Well, it’s been a week since I last posted. Not a lot of quilting has been going on however I have spent a lot of time reevaluating things so I guess this will be another post about life.
About a week ago an opportunity presented itself to me. The one thing I have learned in life is that when opportunity knocks you at least have to open the door. I chose to open the door and actually got shown into the living room (metaphorically speaking of course). At this point I won’t know whether I will be allowed to see the rest of the house or not. Regardless of what happens it was another learning experience and I am grateful for the opportunity.
Meanwhile, life continues on, however what the opportunity did do was really make me think about the path I am on and what I want it to look like. For the past 6 months I have been working towards building my own business. It is growing but it is slow and as in any new business any money coming in ends up going back into the business not in your pocket. I have been working hard on this however what I realized in the past week is that I haven’t really given myself permission to just relax and be. In the past 6 months I have been working on something for the business. If not actually working on the quilting, I am working on building the building blocks of the back end of the business or I am learning something new, reading books to develop business skills or change my mindset. I have spent very little time just relaxing and doing something fun. You know, like reading a novel, or watching a movie or doing nothing at all.

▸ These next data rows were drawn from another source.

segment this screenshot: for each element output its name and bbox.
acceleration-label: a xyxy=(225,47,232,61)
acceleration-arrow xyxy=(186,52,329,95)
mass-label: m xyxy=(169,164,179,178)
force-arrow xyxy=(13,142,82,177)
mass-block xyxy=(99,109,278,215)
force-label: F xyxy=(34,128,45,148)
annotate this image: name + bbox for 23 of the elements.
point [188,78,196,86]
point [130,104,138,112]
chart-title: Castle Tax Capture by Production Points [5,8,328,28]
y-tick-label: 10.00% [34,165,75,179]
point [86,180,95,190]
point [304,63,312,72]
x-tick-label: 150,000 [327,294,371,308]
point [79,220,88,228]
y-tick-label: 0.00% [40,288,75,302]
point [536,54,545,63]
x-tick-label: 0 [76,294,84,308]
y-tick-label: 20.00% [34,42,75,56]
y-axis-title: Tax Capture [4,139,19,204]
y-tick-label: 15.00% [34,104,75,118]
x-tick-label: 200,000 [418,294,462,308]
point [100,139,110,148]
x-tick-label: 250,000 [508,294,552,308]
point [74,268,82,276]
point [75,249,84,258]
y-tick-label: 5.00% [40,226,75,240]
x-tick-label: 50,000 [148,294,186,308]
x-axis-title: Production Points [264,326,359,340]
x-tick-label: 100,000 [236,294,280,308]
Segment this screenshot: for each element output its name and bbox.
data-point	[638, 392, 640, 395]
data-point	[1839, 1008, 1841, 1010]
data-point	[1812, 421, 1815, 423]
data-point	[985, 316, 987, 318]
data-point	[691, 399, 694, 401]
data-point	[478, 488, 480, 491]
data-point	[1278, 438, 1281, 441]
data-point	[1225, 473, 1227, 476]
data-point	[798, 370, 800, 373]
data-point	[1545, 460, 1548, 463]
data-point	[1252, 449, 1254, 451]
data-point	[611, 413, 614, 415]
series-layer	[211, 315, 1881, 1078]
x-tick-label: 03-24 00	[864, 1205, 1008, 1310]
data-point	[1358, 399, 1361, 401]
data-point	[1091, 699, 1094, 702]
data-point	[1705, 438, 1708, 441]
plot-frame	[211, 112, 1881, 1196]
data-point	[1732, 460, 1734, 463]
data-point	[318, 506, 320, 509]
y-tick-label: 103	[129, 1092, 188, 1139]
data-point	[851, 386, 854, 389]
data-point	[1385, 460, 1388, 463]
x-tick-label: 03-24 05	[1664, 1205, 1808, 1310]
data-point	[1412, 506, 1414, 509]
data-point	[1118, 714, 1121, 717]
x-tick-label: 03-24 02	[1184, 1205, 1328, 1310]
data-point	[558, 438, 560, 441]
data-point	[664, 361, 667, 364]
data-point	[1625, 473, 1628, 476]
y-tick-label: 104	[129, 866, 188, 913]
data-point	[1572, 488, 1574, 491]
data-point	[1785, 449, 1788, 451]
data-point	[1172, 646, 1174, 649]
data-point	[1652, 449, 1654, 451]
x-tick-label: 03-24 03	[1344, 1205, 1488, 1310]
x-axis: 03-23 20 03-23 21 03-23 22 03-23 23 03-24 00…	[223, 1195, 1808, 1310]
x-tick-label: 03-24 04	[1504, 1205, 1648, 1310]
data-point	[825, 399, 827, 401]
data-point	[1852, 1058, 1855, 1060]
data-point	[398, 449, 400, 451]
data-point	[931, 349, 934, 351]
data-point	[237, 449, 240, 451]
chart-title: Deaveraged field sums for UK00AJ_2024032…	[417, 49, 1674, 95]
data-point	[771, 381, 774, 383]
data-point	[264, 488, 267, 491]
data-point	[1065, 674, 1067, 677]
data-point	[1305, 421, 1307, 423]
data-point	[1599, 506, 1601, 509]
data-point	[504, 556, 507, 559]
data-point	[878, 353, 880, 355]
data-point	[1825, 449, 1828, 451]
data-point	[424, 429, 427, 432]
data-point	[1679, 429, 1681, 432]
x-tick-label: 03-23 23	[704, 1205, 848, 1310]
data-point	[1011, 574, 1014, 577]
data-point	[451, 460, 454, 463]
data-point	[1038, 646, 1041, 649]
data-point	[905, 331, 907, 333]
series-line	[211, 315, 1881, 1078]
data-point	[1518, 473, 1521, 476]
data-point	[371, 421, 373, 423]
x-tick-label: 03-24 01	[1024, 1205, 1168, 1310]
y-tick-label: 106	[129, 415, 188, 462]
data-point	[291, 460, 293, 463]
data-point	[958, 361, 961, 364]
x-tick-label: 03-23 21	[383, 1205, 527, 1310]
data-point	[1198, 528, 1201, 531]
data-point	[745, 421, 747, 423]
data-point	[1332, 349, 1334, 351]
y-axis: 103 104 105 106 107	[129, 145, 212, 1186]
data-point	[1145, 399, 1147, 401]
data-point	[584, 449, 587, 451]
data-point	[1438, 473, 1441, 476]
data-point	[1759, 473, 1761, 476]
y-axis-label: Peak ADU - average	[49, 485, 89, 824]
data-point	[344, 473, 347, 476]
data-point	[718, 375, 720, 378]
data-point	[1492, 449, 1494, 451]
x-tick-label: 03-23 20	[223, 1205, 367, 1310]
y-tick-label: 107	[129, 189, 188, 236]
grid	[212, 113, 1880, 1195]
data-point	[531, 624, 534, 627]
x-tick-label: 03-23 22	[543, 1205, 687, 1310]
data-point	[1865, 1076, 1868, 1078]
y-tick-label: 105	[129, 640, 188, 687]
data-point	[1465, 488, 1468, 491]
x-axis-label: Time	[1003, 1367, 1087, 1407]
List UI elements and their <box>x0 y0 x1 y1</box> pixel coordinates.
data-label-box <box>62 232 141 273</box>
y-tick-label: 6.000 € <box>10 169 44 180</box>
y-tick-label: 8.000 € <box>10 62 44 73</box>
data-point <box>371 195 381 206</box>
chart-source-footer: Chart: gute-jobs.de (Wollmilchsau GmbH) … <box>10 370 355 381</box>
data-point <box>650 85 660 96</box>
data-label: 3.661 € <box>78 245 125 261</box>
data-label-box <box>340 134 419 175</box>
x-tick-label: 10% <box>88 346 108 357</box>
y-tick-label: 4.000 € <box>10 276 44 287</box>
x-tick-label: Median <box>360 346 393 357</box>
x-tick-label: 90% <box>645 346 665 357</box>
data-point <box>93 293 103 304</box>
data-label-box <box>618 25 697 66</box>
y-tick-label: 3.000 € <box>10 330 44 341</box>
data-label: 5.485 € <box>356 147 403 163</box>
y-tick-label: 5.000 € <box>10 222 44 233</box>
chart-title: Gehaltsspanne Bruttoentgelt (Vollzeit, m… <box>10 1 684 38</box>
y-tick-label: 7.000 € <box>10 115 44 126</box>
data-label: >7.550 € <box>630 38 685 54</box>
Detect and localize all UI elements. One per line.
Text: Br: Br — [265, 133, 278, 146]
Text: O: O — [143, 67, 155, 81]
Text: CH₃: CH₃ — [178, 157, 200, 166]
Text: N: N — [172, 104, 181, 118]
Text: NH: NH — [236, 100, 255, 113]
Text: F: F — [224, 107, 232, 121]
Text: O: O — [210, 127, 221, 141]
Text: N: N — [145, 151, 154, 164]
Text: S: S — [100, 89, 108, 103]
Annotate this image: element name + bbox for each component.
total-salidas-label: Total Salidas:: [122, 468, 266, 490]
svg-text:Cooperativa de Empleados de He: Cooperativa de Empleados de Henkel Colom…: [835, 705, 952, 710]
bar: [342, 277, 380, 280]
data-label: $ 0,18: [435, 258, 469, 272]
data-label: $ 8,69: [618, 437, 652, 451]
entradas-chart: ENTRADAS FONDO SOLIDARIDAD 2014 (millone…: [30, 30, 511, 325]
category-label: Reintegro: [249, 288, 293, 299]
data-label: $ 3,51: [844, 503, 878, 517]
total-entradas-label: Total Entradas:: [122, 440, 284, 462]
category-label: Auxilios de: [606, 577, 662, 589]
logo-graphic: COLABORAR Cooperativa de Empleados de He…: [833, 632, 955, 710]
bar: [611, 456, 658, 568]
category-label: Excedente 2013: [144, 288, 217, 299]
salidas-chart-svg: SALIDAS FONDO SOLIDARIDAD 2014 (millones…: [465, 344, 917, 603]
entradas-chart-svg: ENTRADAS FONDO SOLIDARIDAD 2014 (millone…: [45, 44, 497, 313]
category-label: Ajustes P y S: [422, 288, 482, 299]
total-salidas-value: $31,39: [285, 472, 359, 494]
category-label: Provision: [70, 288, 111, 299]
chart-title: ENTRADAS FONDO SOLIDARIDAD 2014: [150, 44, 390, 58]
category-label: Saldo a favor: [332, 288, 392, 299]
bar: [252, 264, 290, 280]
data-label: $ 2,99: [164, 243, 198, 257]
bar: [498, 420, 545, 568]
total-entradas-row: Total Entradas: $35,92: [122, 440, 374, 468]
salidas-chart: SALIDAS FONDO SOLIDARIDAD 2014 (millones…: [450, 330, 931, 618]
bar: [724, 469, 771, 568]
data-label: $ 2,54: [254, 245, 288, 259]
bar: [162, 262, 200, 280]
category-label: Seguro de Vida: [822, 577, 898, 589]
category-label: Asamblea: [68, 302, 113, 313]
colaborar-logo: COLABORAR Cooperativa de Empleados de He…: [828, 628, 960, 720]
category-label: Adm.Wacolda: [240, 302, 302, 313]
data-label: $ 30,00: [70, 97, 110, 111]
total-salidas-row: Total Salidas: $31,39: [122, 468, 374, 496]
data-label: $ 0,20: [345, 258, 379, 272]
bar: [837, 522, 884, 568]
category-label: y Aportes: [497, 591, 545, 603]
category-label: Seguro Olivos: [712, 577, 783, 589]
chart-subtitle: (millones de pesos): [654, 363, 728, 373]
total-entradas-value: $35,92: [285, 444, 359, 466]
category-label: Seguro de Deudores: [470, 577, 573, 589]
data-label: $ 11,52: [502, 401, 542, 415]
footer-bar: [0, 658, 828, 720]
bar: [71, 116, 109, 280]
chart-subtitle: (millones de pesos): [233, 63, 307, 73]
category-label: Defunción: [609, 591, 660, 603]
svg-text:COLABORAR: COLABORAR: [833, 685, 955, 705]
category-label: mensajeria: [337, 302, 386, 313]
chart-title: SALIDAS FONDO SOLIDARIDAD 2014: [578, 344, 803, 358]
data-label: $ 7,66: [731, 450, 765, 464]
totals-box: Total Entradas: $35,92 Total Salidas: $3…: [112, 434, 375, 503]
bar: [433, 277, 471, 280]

Now I really didn’t ever spend a lot of free time doing any of those things anyway, however when I had a “job” I would do these things and not feel quilty. Now that I am working towards having a viable business I actually start to feel quilty if I take time out for just me. My task list is something like, do blog post, get newsletter out, figure out how to ….., read such and such book. What I realized is that the only real time I have spent away from thinking doing or anything else that involves the business is when I am volunteering for church, and even then I would come home on a Sunday and quite often go back to “work”.
So, this past week I took some time out, I still did what needed to get done and then I gave myself permission to watch a movie or listen to a real novel on audio books instead of a how to business book or just sit and watch the wind and rain (it’s been very stormy here the past few days).
So, I’ve learned a lot this week. Yes, I still need to move forward working on my business however I need to give myself permission to stop and enjoy some downtime as well.